Bottom of Page    Message Board > Places > What happened with Beleriand?   << [1] [2]
From the very start I have capitulated the possibility that maybe the islands in question are simply not under consideration in certain passages. Nonetheless the passages are arguably part of the picture, considering that they refer to a land that had been destroyed, and yet also mention an exception that survived (Lindon).

Including Christopher's own entry in the Silmarillion (added below and also new to the thread), that makes at least three texts with respect to the drowning of Beleriand that fail to mention the isles (but do reference Lindon), along with Tolkien-revised maps that show no isles (including no maps published in Tolkien's day), along with the indication of Treebeard's chant that Dorthonion was under the Sea.

'Beleriand (...) Beleriand was broken in the turmoils at the end of the First Age, and invaded by the Sea, so that only Ossiriand (Lindon) remained' C. Tolkien, Index of Names 1977 Silmarillion

Yes, it's still possible that these examples might simply be leaving out the detail for whatever reason.
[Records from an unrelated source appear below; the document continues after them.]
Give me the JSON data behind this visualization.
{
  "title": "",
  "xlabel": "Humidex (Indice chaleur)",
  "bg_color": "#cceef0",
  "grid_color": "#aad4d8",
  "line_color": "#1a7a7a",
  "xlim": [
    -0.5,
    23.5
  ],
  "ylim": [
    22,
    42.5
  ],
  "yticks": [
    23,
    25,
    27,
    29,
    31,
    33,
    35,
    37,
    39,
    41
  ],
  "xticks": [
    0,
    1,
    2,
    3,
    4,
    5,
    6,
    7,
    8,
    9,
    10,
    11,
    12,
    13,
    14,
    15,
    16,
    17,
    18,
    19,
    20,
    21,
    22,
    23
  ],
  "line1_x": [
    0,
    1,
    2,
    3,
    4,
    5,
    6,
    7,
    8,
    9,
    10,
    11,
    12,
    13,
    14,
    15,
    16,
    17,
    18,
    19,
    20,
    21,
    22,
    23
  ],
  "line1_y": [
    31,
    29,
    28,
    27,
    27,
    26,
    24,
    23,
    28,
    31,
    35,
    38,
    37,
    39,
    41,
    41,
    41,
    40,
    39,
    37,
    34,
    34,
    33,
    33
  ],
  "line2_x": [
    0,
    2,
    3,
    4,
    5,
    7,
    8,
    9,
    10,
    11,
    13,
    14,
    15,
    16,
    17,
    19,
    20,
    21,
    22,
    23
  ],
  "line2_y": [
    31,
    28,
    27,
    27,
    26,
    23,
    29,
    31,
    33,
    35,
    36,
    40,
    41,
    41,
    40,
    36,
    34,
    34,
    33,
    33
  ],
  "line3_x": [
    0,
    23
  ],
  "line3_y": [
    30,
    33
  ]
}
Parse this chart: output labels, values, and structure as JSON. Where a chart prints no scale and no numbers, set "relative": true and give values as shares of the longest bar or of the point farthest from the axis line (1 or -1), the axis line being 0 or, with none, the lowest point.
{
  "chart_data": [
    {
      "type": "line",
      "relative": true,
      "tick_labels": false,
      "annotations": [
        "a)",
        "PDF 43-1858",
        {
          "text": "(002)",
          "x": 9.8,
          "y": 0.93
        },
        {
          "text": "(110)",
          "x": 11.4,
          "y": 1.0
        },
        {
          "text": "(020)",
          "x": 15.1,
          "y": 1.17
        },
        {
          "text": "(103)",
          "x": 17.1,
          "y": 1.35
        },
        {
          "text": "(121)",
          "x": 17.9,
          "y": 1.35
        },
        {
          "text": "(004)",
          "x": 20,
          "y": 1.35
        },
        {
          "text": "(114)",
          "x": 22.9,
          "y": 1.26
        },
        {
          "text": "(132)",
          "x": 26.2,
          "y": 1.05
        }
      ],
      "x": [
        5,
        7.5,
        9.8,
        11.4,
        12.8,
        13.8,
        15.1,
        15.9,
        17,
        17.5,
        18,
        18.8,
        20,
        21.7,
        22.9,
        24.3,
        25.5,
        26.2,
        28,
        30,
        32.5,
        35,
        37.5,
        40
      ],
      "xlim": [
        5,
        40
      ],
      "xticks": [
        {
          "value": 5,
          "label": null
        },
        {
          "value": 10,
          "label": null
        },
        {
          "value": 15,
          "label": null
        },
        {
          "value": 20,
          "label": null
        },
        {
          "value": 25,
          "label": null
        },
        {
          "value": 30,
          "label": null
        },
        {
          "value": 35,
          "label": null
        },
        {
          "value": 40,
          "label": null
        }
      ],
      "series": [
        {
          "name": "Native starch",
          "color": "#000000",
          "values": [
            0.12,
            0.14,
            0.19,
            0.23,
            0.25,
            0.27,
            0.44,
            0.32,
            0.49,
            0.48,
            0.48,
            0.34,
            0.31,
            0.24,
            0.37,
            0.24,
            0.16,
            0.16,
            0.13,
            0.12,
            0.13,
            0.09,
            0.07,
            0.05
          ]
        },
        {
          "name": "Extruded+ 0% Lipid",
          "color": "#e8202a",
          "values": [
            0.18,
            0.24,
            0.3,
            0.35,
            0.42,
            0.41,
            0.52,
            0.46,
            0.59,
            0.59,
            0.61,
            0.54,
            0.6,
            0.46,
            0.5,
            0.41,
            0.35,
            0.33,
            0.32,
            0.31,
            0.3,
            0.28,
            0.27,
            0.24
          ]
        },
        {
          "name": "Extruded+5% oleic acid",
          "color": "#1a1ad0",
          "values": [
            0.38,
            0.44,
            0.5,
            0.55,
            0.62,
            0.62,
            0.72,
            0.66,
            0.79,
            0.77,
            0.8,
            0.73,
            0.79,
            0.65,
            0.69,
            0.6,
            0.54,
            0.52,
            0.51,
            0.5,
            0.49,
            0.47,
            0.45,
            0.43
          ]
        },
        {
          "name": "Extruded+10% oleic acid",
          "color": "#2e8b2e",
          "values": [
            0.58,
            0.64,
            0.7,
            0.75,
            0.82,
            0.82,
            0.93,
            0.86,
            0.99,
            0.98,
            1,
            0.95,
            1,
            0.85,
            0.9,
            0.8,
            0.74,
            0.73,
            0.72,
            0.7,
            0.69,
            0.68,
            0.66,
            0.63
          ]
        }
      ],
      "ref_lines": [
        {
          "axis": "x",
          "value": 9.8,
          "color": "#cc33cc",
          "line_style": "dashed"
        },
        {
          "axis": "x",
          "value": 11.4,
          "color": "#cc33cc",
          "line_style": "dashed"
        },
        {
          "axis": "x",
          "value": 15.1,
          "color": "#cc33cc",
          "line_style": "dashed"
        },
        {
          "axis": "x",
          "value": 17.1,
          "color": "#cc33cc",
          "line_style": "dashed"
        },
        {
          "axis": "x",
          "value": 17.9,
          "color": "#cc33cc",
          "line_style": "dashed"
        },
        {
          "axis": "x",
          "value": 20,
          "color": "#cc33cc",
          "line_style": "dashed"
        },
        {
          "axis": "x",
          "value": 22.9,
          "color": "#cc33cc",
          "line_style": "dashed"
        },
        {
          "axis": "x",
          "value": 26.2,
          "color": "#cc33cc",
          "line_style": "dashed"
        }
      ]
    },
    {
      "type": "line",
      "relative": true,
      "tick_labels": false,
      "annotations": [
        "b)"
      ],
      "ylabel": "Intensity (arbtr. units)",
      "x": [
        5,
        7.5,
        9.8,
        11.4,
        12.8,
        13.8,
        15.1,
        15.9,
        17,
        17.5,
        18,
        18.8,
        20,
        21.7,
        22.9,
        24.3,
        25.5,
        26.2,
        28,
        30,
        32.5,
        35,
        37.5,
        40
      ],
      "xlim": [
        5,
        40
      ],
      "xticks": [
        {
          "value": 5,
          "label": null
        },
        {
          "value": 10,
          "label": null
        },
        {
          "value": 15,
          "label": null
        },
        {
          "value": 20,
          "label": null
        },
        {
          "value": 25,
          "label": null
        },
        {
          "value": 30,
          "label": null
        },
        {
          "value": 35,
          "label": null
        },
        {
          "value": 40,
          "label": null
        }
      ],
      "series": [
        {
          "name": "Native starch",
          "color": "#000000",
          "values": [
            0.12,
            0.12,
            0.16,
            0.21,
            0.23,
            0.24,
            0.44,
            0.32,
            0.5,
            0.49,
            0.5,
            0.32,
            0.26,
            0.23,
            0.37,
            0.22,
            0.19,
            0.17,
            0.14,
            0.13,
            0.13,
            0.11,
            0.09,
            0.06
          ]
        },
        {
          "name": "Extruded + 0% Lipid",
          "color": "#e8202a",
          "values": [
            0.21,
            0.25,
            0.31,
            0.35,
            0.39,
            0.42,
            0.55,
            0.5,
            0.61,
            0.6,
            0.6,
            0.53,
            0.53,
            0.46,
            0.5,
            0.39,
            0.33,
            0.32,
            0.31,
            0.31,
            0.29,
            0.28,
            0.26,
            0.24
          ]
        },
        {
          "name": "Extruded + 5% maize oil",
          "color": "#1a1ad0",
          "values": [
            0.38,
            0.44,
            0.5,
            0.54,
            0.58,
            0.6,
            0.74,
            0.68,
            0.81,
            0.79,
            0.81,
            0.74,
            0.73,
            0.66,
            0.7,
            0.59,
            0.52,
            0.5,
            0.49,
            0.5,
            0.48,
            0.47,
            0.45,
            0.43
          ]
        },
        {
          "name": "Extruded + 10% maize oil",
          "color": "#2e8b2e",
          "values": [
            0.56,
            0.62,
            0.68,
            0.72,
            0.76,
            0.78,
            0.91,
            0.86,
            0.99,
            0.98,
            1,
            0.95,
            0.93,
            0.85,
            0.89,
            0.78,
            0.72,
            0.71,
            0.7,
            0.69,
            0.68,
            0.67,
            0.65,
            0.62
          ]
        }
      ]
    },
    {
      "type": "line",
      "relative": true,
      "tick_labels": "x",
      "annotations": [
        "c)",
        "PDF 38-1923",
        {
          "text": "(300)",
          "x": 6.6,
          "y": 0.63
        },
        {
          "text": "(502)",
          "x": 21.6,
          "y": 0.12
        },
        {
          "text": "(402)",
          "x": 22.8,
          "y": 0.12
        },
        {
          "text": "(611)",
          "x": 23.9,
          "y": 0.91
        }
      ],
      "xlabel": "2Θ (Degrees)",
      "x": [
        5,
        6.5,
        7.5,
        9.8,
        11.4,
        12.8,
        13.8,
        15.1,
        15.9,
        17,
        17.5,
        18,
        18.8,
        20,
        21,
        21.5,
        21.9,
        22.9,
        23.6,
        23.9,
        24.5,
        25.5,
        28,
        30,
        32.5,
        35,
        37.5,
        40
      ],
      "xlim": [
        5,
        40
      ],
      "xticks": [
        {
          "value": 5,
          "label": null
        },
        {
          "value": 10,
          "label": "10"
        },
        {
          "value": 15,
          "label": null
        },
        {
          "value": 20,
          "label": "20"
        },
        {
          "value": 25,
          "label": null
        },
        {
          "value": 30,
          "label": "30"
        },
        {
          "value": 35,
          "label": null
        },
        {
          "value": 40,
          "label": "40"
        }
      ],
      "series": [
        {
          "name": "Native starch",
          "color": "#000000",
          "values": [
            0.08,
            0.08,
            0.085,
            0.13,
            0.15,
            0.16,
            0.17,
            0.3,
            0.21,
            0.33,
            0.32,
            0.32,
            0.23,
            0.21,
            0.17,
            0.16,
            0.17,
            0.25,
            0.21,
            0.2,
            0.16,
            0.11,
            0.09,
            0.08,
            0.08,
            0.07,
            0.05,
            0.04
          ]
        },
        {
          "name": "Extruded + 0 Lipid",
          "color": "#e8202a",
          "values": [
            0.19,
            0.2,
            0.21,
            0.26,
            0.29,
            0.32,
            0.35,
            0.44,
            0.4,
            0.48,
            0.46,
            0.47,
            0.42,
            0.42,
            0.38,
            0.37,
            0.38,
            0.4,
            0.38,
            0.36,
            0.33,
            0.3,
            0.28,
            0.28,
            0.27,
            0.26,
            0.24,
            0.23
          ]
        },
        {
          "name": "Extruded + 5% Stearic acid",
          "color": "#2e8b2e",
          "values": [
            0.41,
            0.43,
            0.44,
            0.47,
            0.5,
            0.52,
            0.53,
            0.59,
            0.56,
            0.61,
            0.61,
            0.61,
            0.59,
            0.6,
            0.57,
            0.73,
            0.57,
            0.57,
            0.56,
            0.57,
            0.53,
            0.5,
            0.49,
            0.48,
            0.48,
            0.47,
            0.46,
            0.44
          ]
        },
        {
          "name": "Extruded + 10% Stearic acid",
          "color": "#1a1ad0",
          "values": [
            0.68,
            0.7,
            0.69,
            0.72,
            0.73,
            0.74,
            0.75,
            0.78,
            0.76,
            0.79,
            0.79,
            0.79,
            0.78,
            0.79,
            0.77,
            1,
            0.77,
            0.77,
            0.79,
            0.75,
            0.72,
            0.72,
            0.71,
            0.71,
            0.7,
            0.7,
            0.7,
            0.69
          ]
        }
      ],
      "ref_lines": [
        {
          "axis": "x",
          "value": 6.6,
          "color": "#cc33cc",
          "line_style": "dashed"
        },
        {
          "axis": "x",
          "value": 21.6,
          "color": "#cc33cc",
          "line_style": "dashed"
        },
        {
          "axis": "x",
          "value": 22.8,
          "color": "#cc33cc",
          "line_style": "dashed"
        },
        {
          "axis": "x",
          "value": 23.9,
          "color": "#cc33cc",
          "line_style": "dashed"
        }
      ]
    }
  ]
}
But the examples pile up in any case.

Anyone have anything on the two Tol Galen questions I posed today?
What were your questions regarding Tol Galen? I cannot find them.
This part (from earlier today)...

Quote:
I don't have any recent editions of The Silmarillion, do newer versions include a scale of miles?

Interesting that the later Silmarillion map (War of the Jewels) shows a small line of mountains extending South from the main chain 'around' Tol Galen (not wholly around it to the South or West however). Christopher remarks: 'L 14-15 The mountains on these squares, extending northward onto K-15, were pencilled in very rapidly, and those to the north of Tol Galen were possibly cancelled.'

I was wondering if any of these mountains appear in later editions (mine date from the 1970s)


And I mean 'on the map' of course, with respect to a scale of miles -- admittedly really not about Tol Galen so much as about if a scale of miles was later provided in the Silmarillion itself (to possibly help in judging the distance from Himring to Tol Galen), and about these mountains near the isle.